Depuis 2017, la RDC produit des engrais dans une usine en partenariat public-privé installée à Boma, mais elle préfère exporter des devises pour acheter l’engrais à l’étranger au lieu d’attirer ces devises vers le Trésor public puisque cette usine de Boma vise aussi à exporter sa production.
Le Ministre de l’Agriculture a annoncé la réception imminente, par la RDC, d’une cargaison d’engrais de l’Office Chérufin du phosphate (Maroc). Le navire transportant cette cargaison se trouve déjà dans les eaux camerounaises et devrait atteindre les côtes maritimes congolaises sous peu.
Le compte-rendu du Conseil des ministres ne donne pas d’indication sur la quantité d’engrais attendue ni les conditions de leur obtention (don ou achat). Mais à la mi-juillet 2022, le Maroc avait annoncé la cession, par l’Office chérifien des phosphates (OCP), de 370 000 tonnes d’engrais à un prix réduit aux pays africains. L’annonce avait été faite le mercredi 20 juillet, Nada Elmajdoub, Vice-Présidente exécutive de la gestion de la performance du groupe en marge de la 14ème édition du Sommet des affaires USA-Afrique qui se tenait à Marrakech. L’objectif de cette initiative est d’alléger le fardeau financier causé par le renchérissement des prix des engrais sur le marché mondial suite au conflit russo-ukrainien.

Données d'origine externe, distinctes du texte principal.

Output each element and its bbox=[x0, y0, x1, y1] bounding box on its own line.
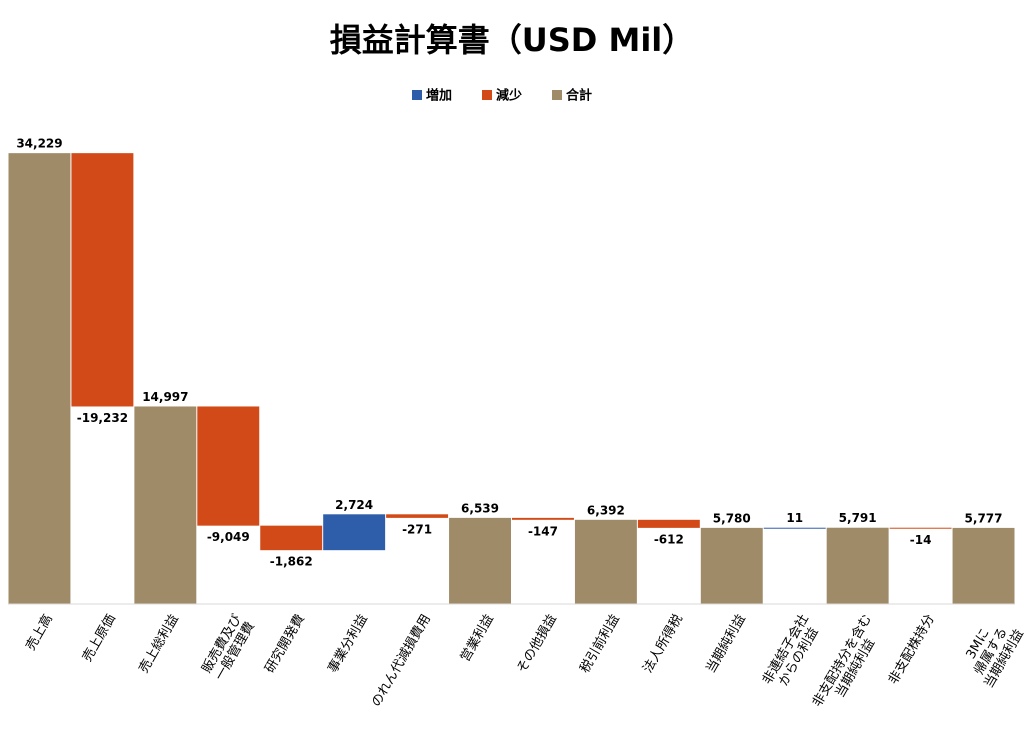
legend-label: 増加 bbox=[426, 88, 452, 104]
bar bbox=[386, 514, 449, 518]
bar bbox=[574, 519, 637, 604]
bar bbox=[260, 525, 323, 551]
data-label: 6,392 bbox=[587, 503, 625, 517]
bar bbox=[71, 153, 134, 407]
bar bbox=[763, 527, 826, 529]
bar bbox=[8, 153, 71, 605]
data-label: -271 bbox=[402, 522, 432, 536]
data-label: -1,862 bbox=[270, 555, 313, 569]
legend-label: 減少 bbox=[496, 88, 522, 104]
data-label: 11 bbox=[786, 511, 803, 525]
data-label: -14 bbox=[910, 533, 932, 547]
data-label: 34,229 bbox=[16, 137, 62, 151]
bar bbox=[134, 406, 197, 604]
data-label: -147 bbox=[528, 524, 558, 538]
chart-title: 損益計算書（USD Mil） bbox=[330, 21, 695, 59]
bar bbox=[512, 517, 574, 520]
data-label: 14,997 bbox=[142, 390, 188, 404]
data-label: -9,049 bbox=[207, 530, 250, 544]
bar bbox=[637, 519, 700, 528]
bar bbox=[889, 527, 952, 529]
bar bbox=[197, 406, 260, 526]
bar bbox=[323, 514, 386, 551]
data-label: 6,539 bbox=[461, 501, 499, 515]
data-label: 5,780 bbox=[713, 511, 751, 525]
bar bbox=[449, 517, 511, 604]
data-label: 2,724 bbox=[335, 498, 373, 512]
data-label: 5,791 bbox=[839, 511, 877, 525]
data-label: -19,232 bbox=[77, 411, 128, 425]
legend-swatch bbox=[482, 90, 492, 100]
legend-swatch bbox=[412, 90, 422, 100]
data-label: 5,777 bbox=[965, 511, 1003, 525]
bar bbox=[952, 527, 1015, 604]
legend-label: 合計 bbox=[566, 88, 592, 104]
legend-swatch bbox=[552, 90, 562, 100]
bar bbox=[826, 527, 889, 604]
data-label: -612 bbox=[654, 532, 684, 546]
bar bbox=[700, 527, 763, 604]
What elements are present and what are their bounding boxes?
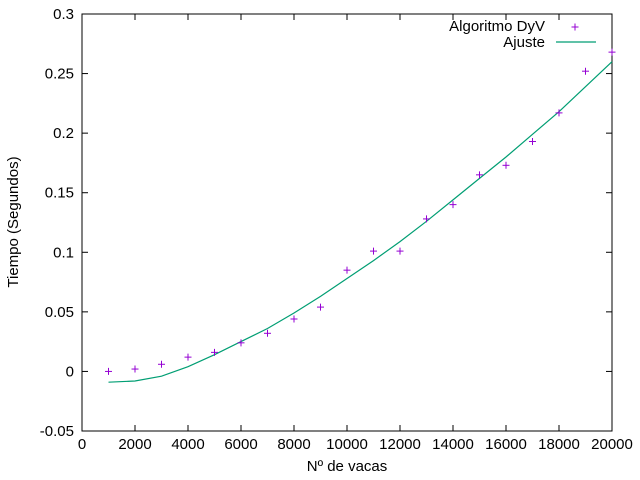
series-line-ajuste xyxy=(108,61,613,383)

La RDC est pourtant productrice d’engrais
Cependant, la RDC, qui aurait souscrit à cette offre, semble avoir abandonné sa propre production locale pour des raisons inconnues alors qu’elle dispose de toute une unité de production d’engrais dans la ville de Boma au Kongo Central. C’est, en effet, depuis octobre 2013 que le Gouvernement congolais s’était associé à la firme sud-africaine Triomf Fertilizer pour mettre sur pied une usine de production d’engrais. Créée en 1968 par le millionnaire Louis Luyt, Triomf Fertilizer avait apporté 70% au capital de Usd 39 millions contre 30% de la partie gouvernementale dans ce partenariat public-privé pour l’exploitation des riches gisements de phosphate du Kongo Central.
Ainsi naquit la Triomf DRC, une société spécialisée dans la production d’engrais avec une usine basée à Boma. La première production d’engrais est intervenue en 2017 pour une projection de 140.000 T d’engrais à l’objectif 2015 et 500.000 en 2030. Un niveau de production qui laissait ouverte l’option de l’exportation.
Un cash-flow supplémentaire pour booster la production déjà effective
En attendant, Triomf DRC avait mis en place un réseau de distribution comportant au moins un dépôt par territoire, soit 145 au total. Mais lors d’une évaluation effectuée en 2021 par une délégation du FPI qui avait apporté un appui financier à ce projet, il s’était avéré que la société avait besoin d’un cash-flow supplémentaire pour l’achat à l’étranger de certains intrants entrant dans la production des engrais. Le FPI avait aussi décelé un déficit de gouvernance et recommandé des correctifs à ce sujet.
Outre ces problèmes, Triomf DRC éprouvait de sérieuses difficultés d’accès aux sites d’extraction du phosphate, notamment du côté de Lukula et de Tshela ; ainsi que d’alimentation de son usine en électricité.
La tête de Christo Grobler ferait bloquer Triomf DRC
Depuis lors, la société, qui avait posé tous ces problèmes aux actionnaires, est demeurée sans suite. Côté congolais, on parle de considérations politiques en raison du fait que le projet avait été monté sous Matata Ponyo et que la partie sud-africaine est représentée par un certain Christo Grobler, le même sujet sud-africain à la tête d’Africom, une autre société sud-africaine impliquée, elle, dans le projet du parc agroalimentaire de Bukangalonzo.
Des caprices politiciens et des calculs électoralistes auraient donc fait lever l’option d’exporter des devises pour l’achat d’engrais produits localement plutôt que de les faire affluer vers le Trésor public, car le projet d’engrais de Triomf DRC vise également l’exportation d’une partie de la production.